It is only right to
observe that – so far – we have not had a problem with the software this
year. Antony Townsend and his staff
appear to have done what they set out to do.
One hopes it is part
of a broad improvement. I would have
dealt with the renewal earlier but it is only quite recently that the regulator
has understood that I am only running one business.
For most of 2012 I
have laboured with the apparent belief that though I had secured recognition of
my limited company as an authorised body and notified transfer of existing
business to the new entity, I still wanted to operate as an unincorporated sole
practitioner too…
I have had my
nominations of myself as Compliance Officer for Legal Practice (“COLP”) and
Compliance Officer of Finance and Administration (“COFA”) confirmed for the
corporate entity.

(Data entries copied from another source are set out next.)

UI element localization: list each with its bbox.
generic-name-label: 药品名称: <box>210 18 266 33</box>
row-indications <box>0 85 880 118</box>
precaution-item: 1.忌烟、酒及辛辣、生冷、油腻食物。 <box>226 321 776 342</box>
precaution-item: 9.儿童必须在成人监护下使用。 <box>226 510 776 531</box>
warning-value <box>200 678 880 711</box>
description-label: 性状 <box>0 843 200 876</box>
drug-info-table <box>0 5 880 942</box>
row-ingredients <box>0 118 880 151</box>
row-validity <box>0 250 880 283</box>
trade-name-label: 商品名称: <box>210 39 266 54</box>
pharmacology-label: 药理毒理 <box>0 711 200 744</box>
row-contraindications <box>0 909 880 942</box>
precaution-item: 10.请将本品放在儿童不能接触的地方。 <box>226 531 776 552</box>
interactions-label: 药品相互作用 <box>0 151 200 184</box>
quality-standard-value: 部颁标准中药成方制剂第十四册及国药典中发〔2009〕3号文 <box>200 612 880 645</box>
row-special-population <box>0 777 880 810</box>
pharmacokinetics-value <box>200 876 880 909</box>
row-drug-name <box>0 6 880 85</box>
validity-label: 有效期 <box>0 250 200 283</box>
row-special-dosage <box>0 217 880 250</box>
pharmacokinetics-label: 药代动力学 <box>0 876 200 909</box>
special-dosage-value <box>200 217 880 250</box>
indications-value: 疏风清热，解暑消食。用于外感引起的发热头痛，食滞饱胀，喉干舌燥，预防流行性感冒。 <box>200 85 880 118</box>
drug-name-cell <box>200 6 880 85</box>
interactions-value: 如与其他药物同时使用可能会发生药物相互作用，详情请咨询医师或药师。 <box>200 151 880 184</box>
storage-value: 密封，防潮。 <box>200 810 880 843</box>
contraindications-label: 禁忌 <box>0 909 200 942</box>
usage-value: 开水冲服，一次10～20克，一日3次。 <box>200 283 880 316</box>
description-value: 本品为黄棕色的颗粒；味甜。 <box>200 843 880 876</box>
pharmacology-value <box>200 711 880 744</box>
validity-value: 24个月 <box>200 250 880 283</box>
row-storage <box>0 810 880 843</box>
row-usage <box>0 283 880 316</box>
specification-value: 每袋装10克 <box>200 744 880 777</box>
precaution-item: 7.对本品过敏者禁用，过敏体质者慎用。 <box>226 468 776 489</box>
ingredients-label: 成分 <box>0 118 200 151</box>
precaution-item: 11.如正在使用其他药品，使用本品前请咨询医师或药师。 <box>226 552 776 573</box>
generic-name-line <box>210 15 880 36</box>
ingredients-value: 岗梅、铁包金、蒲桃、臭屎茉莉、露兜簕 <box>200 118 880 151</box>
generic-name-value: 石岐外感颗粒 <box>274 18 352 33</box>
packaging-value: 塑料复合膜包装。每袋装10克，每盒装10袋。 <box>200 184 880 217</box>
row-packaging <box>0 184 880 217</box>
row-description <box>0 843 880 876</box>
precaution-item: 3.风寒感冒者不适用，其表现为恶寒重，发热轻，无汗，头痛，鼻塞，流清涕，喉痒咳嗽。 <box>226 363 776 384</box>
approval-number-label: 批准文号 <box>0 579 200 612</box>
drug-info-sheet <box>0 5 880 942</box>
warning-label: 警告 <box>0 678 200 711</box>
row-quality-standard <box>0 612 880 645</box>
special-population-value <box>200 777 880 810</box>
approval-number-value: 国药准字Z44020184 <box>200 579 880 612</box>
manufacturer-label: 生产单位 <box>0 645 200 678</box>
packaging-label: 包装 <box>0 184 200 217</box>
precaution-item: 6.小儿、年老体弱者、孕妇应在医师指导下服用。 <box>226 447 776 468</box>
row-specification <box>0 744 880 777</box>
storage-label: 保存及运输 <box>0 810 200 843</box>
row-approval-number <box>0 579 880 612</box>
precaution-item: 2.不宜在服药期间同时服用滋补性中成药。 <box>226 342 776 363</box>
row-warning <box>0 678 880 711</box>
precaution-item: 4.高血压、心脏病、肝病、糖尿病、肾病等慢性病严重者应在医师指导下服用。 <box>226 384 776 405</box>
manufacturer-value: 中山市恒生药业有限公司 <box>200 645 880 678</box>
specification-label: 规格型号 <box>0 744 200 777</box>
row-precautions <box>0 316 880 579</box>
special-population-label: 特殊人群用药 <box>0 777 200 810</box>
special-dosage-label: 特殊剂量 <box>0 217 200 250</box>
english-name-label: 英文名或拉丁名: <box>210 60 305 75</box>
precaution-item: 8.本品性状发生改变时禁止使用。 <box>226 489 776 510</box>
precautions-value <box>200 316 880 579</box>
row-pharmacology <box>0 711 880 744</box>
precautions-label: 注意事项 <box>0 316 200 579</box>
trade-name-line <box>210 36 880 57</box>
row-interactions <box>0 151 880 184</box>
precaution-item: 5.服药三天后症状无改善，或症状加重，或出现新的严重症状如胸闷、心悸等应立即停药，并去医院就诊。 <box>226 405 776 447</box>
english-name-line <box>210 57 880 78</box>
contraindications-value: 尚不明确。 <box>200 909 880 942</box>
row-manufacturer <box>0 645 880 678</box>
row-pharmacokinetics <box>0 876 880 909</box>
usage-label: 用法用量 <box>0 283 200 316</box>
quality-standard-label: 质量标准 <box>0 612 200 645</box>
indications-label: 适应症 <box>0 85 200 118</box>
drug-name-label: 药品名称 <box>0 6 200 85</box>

We will see whether I
am taken to task, as threatened, for not donning the same hats in a former
business.
So it all looks a
lot more cheerful ... except, that is, for the fees.
Mine have increased
50% this year and very little of that has anything to do with turnover.
For those who don’t
know, the fees payable by solicitors, specifically, to their regulator have
four components.
Individually we pay
a practising certificate fee which is the same across the board and an
organisation levy based on a sliding scale according to turnover. We would always like it to be lower but these
are not what stick in the throat.
This year I am
paying the thick end of £1,500 by way of “contribution to the Compensation Fund”. Again there is a personal levy which is £92
in all cases but then there is the organisation levy…
As I understand the
fee structure for this year, that is £1,340 regardless of size. So, as the sole director of a small
incorporated practice – albeit with a growing number of other personnel – I
will pay exactly the same contribution as a national firm with tens or even
hundreds of partners.
How is that right?
Well, some point to
a prejudice – sorry perception – that
sole practitioners are the scourge of the industry because, obviously, we do
exactly what we want and miss no opportunity to indulge in heinous activity
that will require the profession as a whole to compensate somebody.
This yardstick is
presumably applied regardless of whether one has policies, procedures and
systems meeting and exceeding the Law Society’s Quality Management Standard.
It doesn’t matter
that you have never had a negligence claim (touch wood) or that there has only
been one virtually insignificant complaint in 3 years of busy practice.
Nor does it matter
that big firms greedy for turnover and looking to improve tight margins
compromise on service and expose the profession to further risk. In many cases,
though the same firms have paid thousands upon thousands of pounds in referral
fees to insurers with one consequence of fuelling the current argument for
reductions of fixed fees in “low value” road traffic and other injury
claims.
They have helped
give credence to liability insurers’ lie that the fixed costs were calculated
to include an allowance for referral fees and now those are to be banned, then
the costs should be reduced.
I have never paid referral
fees and I don’t spend the equivalent of £500 and more per case in marketing to
generate the business we do.
Again not wishing to
tempt fate, we gain business by not screwing up what we do in the first place
and gaining repeat business and referrals from happy clients.
You might be
forgiven for thinking that we take a pride in our service delivery, don’t plan
to compromise on quality and aim to maintain those standards despite the
government’s relentless assault on funding.
I expect
there is a fair chance that the cowboys will ride out of town when they can no
longer make a quick buck. It wouldn’t surprise
me that firms like mine then get stung with yet more levy.
Meanwhile, having
paid through the nose for this year’s renewal one way or another, I will be
doing a big part of the SRA’s job for them with effect from 1 January. Every time there is even a minor occurrence
that is not strictly in accordance with the rules – even though it may not be
within our immediate control – I will have to put on one or both of my COLP and COFA hats and
decide whether I report myself and then wait…for what?
This is regulation. David Cameron doesn’t want onerous regulation for the
media because it is important to have a free press.
What about the legal
system, Prime Minister? Do you not think
that is something we should also try to retain?